Household consumption declined (an unadjusted) 2% y/y in the first quarter, deepening the recession series after falling 1.1% y/y in Q4. Investment, on the other hand, held up well, growing 5.5% y/y, a pick up of 0.1pp versus the preceding quarter.
“The decline in consumption is a consequence of declining real purchasing power of income and occurred despite the increase of Poland’s population due to the influx of refugees from Ukraine,” PKO BP said in a comment on the GUS release.
Overall consumption decreased 1.6% y/y, easing from a fall of 3.3% in the preceding three months, GUS data also showed.
Weakening consumption and a fall in gross accumulation led to a 5.2% y/y decline in domestic demand in January-March, a major slowdown against an expansion of 0.6% y/y in Q4.
Net exports’ positive contribution improved to 4.3pp in Q1 from +1.7pp in the preceding three months.
Overall, the structure of economic growth in Q4 should be conducive to a “gradual recovery of economic growth,” Santander Bank Polska noted.

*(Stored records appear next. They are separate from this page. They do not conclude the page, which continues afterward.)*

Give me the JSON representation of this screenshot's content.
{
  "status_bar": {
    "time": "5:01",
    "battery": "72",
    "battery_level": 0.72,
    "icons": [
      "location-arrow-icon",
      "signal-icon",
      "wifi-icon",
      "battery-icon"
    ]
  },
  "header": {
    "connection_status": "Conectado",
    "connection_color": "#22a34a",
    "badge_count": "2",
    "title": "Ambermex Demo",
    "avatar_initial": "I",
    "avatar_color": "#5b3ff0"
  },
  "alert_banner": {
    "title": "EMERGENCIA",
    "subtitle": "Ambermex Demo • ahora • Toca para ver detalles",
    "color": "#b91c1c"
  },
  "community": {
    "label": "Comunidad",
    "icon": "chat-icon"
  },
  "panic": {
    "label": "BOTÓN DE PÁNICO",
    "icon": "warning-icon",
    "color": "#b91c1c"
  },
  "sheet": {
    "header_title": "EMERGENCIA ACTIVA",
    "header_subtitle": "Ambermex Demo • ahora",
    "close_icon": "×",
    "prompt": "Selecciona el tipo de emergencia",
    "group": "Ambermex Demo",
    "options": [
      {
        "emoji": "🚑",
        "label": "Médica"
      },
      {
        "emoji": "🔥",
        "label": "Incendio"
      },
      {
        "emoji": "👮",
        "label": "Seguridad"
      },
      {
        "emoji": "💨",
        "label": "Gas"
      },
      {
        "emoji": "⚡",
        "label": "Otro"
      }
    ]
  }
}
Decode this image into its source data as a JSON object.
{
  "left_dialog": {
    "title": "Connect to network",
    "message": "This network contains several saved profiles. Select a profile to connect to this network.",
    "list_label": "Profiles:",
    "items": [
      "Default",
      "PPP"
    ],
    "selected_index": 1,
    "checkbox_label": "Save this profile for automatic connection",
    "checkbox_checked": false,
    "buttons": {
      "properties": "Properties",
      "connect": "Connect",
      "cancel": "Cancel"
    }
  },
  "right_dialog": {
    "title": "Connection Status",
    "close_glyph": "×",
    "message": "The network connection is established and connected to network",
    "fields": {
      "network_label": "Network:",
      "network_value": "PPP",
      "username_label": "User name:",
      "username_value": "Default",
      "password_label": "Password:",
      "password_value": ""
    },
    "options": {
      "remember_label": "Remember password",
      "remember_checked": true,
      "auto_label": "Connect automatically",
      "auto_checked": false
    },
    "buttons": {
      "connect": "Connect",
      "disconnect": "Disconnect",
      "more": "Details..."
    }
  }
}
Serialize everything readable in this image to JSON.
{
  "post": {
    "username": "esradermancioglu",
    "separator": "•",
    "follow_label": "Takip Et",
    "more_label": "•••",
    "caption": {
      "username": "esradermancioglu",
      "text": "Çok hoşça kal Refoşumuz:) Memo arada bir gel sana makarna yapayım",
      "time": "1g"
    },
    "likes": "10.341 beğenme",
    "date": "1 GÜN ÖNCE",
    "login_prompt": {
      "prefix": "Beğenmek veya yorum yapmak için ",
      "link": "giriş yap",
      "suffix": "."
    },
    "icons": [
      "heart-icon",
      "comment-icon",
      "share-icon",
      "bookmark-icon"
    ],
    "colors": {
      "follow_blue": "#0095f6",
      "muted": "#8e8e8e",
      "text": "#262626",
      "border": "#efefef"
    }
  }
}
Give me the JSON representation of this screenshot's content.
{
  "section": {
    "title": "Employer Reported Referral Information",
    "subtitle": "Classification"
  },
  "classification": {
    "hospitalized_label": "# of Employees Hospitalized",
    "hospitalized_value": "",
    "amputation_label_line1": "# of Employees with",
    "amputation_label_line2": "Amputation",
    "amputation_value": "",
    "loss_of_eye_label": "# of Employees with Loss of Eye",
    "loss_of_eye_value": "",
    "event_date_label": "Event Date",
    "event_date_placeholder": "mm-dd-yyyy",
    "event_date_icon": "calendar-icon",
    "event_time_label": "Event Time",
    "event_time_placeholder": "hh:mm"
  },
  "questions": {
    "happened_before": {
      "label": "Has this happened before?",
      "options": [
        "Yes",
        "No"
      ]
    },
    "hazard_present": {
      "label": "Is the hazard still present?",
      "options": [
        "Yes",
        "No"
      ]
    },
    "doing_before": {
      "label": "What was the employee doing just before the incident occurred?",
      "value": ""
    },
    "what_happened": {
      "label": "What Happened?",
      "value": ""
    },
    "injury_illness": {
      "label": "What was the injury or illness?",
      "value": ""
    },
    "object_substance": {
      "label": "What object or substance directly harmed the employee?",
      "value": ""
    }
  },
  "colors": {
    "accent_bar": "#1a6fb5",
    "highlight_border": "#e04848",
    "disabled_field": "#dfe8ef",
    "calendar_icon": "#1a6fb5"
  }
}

“Private consumption is expected to rebound later this year. The inventory correction started later than anticipated and may continue further, but there is limited room for it to continue if we are correct about the upcoming turnaround in consumer demand,” Santander Bank Polska said.
“Investments may slow down, but they should still support economic growth this year, while the contribution of net exports is expected to weaken in the coming quarters,” it added.
In unadjusted terms, Poland’s GDP fell 0.3% y/y in Q1 versus a gain of 2.3% y/y in October-December, GUS data also showed.
Quarter on quarter, the economy expanded 3.8% after a decline of 2.3% q/q in Q4.
The economy is currently forecast to grow 1% at best in 2023, as elevated inflation and low consumer and business confidence are expected to drag activity down, even if they are expected to improve incrementally throughout the remainder of the year.